La création du docteur Guillotin

Le jour de l’exécution arriva … Une guillotine avait été montée dans la cour de la prison. Le bourreau avait été appelé qui devait  faire fonctionner l’appareil. On fit venir également un prêtre, un huissier et un médecin afin de constater qu’après l’exécution  le criminel était bien mort. Le prêtre qui avait dansé dans les sapans épineux fut aussi convoqué.
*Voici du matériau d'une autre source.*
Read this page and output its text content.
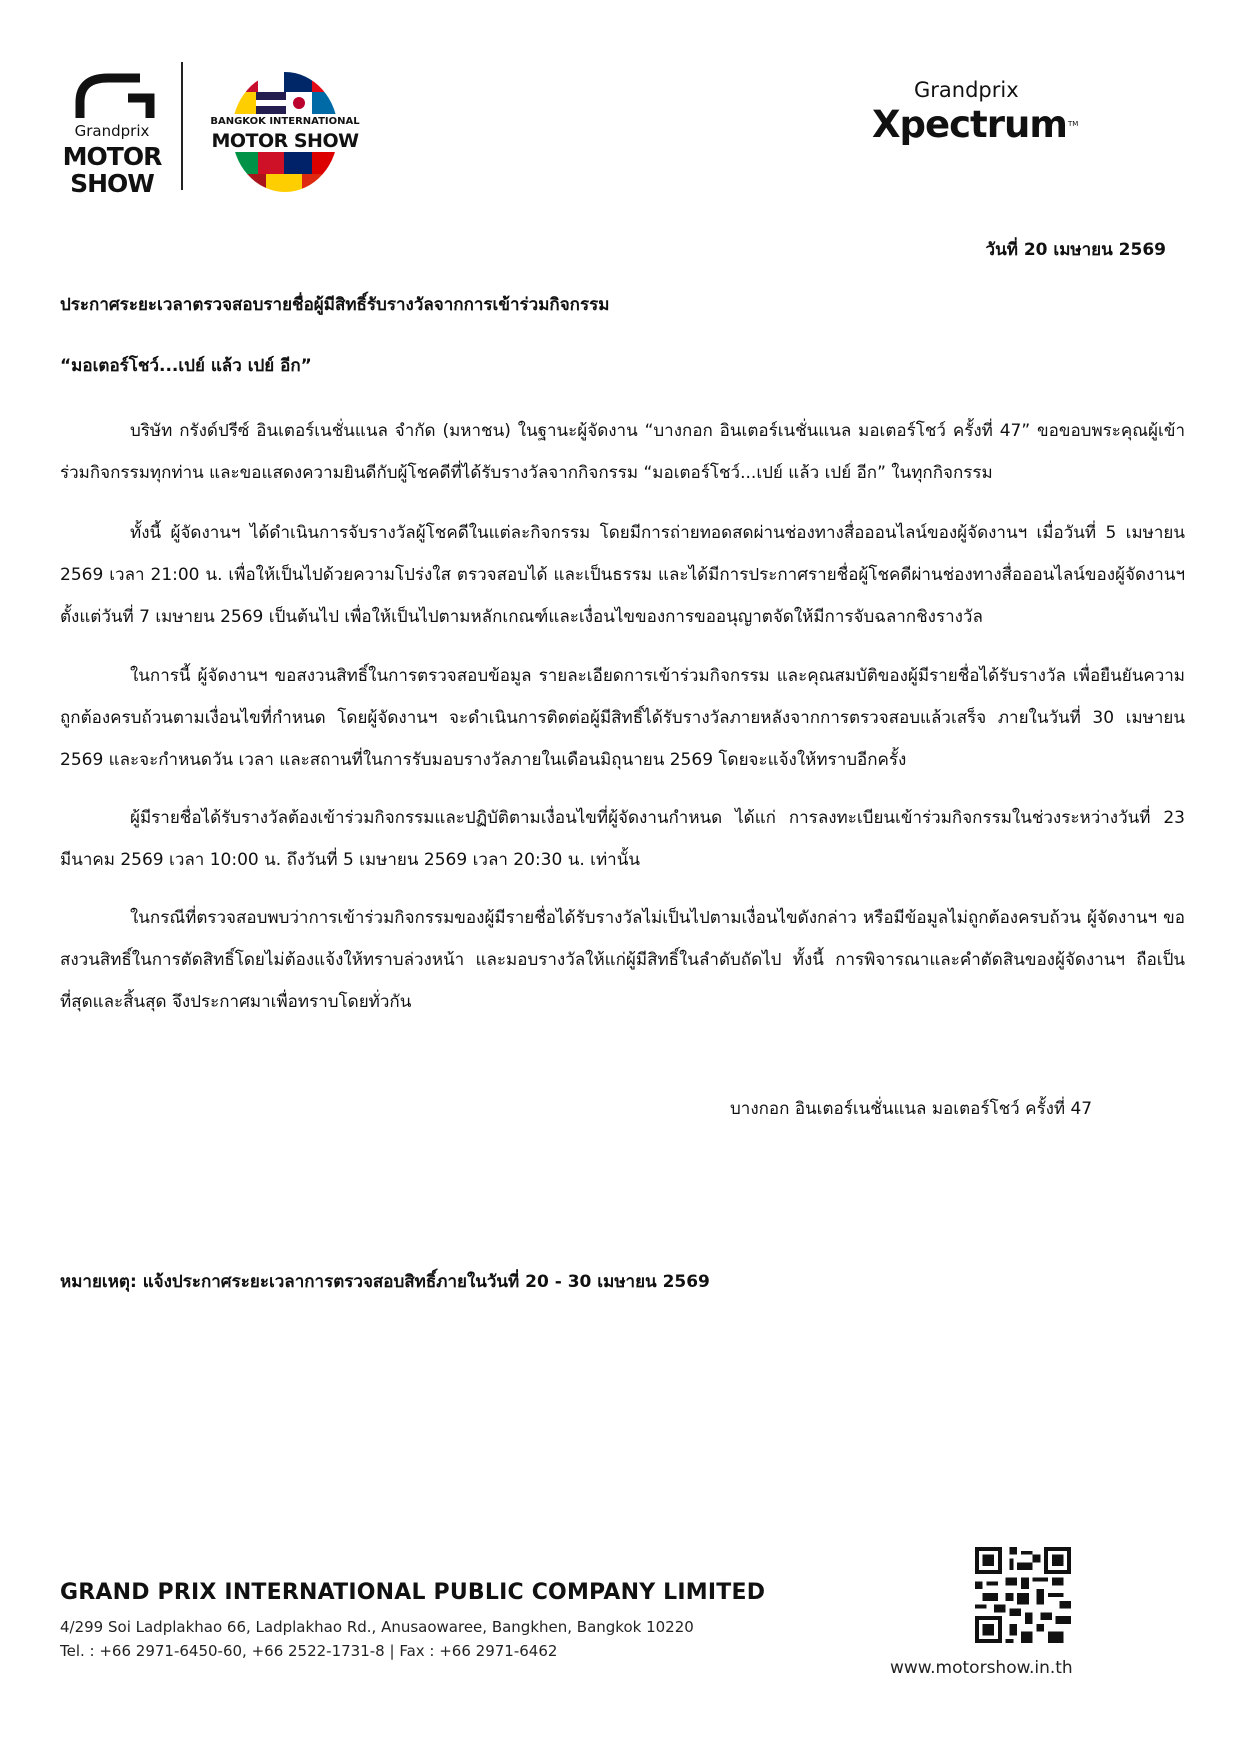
Grandprix
MOTOR
SHOW
BANGKOK INTERNATIONAL
MOTOR SHOW
Grandprix
Xpectrum TM
วันที่ 20 เมษายน 2569
ประกาศระยะเวลาตรวจสอบรายชื่อผู้มีสิทธิ์รับรางวัลจากการเข้าร่วมกิจกรรม
“มอเตอร์โชว์...เปย์ แล้ว เปย์ อีก”

บริษัท กรังด์ปรีซ์ อินเตอร์เนชั่นแนล จำกัด (มหาชน) ในฐานะผู้จัดงาน “บางกอก อินเตอร์เนชั่นแนล มอเตอร์โชว์ ครั้งที่ 47” ขอขอบพระคุณผู้เข้าร่วมกิจกรรมทุกท่าน และขอแสดงความยินดีกับผู้โชคดีที่ได้รับรางวัลจากกิจกรรม “มอเตอร์โชว์...เปย์ แล้ว เปย์ อีก” ในทุกกิจกรรม

ทั้งนี้ ผู้จัดงานฯ ได้ดำเนินการจับรางวัลผู้โชคดีในแต่ละกิจกรรม โดยมีการถ่ายทอดสดผ่านช่องทางสื่อออนไลน์ของผู้จัดงานฯ เมื่อวันที่ 5 เมษายน 2569 เวลา 21:00 น. เพื่อให้เป็นไปด้วยความโปร่งใส ตรวจสอบได้ และเป็นธรรม และได้มีการประกาศรายชื่อผู้โชคดีผ่านช่องทางสื่อออนไลน์ของผู้จัดงานฯ ตั้งแต่วันที่ 7 เมษายน 2569 เป็นต้นไป เพื่อให้เป็นไปตามหลักเกณฑ์และเงื่อนไขของการขออนุญาตจัดให้มีการจับฉลากชิงรางวัล

ในการนี้ ผู้จัดงานฯ ขอสงวนสิทธิ์ในการตรวจสอบข้อมูล รายละเอียดการเข้าร่วมกิจกรรม และคุณสมบัติของผู้มีรายชื่อได้รับรางวัล เพื่อยืนยันความถูกต้องครบถ้วนตามเงื่อนไขที่กำหนด โดยผู้จัดงานฯ จะดำเนินการติดต่อผู้มีสิทธิ์ได้รับรางวัลภายหลังจากการตรวจสอบแล้วเสร็จ ภายในวันที่ 30 เมษายน 2569 และจะกำหนดวัน เวลา และสถานที่ในการรับมอบรางวัลภายในเดือนมิถุนายน 2569 โดยจะแจ้งให้ทราบอีกครั้ง

ผู้มีรายชื่อได้รับรางวัลต้องเข้าร่วมกิจกรรมและปฏิบัติตามเงื่อนไขที่ผู้จัดงานกำหนด ได้แก่ การลงทะเบียนเข้าร่วมกิจกรรมในช่วงระหว่างวันที่ 23 มีนาคม 2569 เวลา 10:00 น. ถึงวันที่ 5 เมษายน 2569 เวลา 20:30 น. เท่านั้น

ในกรณีที่ตรวจสอบพบว่าการเข้าร่วมกิจกรรมของผู้มีรายชื่อได้รับรางวัลไม่เป็นไปตามเงื่อนไขดังกล่าว หรือมีข้อมูลไม่ถูกต้องครบถ้วน ผู้จัดงานฯ ขอสงวนสิทธิ์ในการตัดสิทธิ์โดยไม่ต้องแจ้งให้ทราบล่วงหน้า และมอบรางวัลให้แก่ผู้มีสิทธิ์ในลำดับถัดไป ทั้งนี้ การพิจารณาและคำตัดสินของผู้จัดงานฯ ถือเป็นที่สุดและสิ้นสุด จึงประกาศมาเพื่อทราบโดยทั่วกัน

บางกอก อินเตอร์เนชั่นแนล มอเตอร์โชว์ ครั้งที่ 47
หมายเหตุ: แจ้งประกาศระยะเวลาการตรวจสอบสิทธิ์ภายในวันที่ 20 - 30 เมษายน 2569
GRAND PRIX INTERNATIONAL PUBLIC COMPANY LIMITED
4/299 Soi Ladplakhao 66, Ladplakhao Rd., Anusaowaree, Bangkhen, Bangkok 10220
Tel. : +66 2971-6450-60, +66 2522-1731-8 | Fax : +66 2971-6462
www.motorshow.in.th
Le jugement avait été relu à haute voix et il ne restait qu’à trancher le cou du criminel. Mais auparavant il fallait encore remplir une formalité, que l’on appelle la dernière volonté du condamné… J’ignore ce que vous auriez demandé dans un cas pareil, car là où l’on s’en va, on n’a pas, à vrai dire, besoin de grand chose ; il paraît seulement que dans cette situation d’aucuns auraient demandé une dernière cigarette ou  émis un vœu du même genre.

Kriké, monsieur ! Kraké madame ! La rafle de maïs coule à pic, la pierre flotte…

On demanda par conséquent à Laramée sa dernière volonté et le vieux soldat de répondre : «  Je voudrais jouer une dernière fois de mon violon ». C’est alors que le prêtre se mit à crier comme un cochon que l’on égorge : « Il ne faut surtout pas le laisser jouer de son violon, c’est un instrument maudit ! »… Mais vous le savez, la dernière volonté d’un condamné est sacrée et il ne saurait être question d’y déroger. Le prêtre continuait cependant de hurler. Le juge lui demanda de garder sa dignité : «  Vous savez mon père que l’on ne peut refuser à un condamné sa dernière volonté… Allons, qu’on lui donne son violon et qu’il en joue une dernière fois ! »

Laramée prit son violon et se mit à jouer : Tilili ! Tilili ! Tilili ! Tilala !  Et tout le monde se mit à danser. Souvenez vous de ce qu’avait dit le Bon Dieu à Laramée : « Tous les gens qui entendront le son de ton violon, se mettront à danser ! » Et c’était la vérité vraie : Les gens, assis sur les bancs se lèvent alors, se mettent à danser, s’emmêlent les jambes dans les bancs, tombent par terre. Le prêtre danse également tout en criant et sa grande robe se prend dans les chaises et les bancs ! Le bourreau tombe et fait la culbute sur le sol. Le juge en fait tout autant.

violoncelle

Le violon magique : tilili tilili, tilili tilala, tilouloute !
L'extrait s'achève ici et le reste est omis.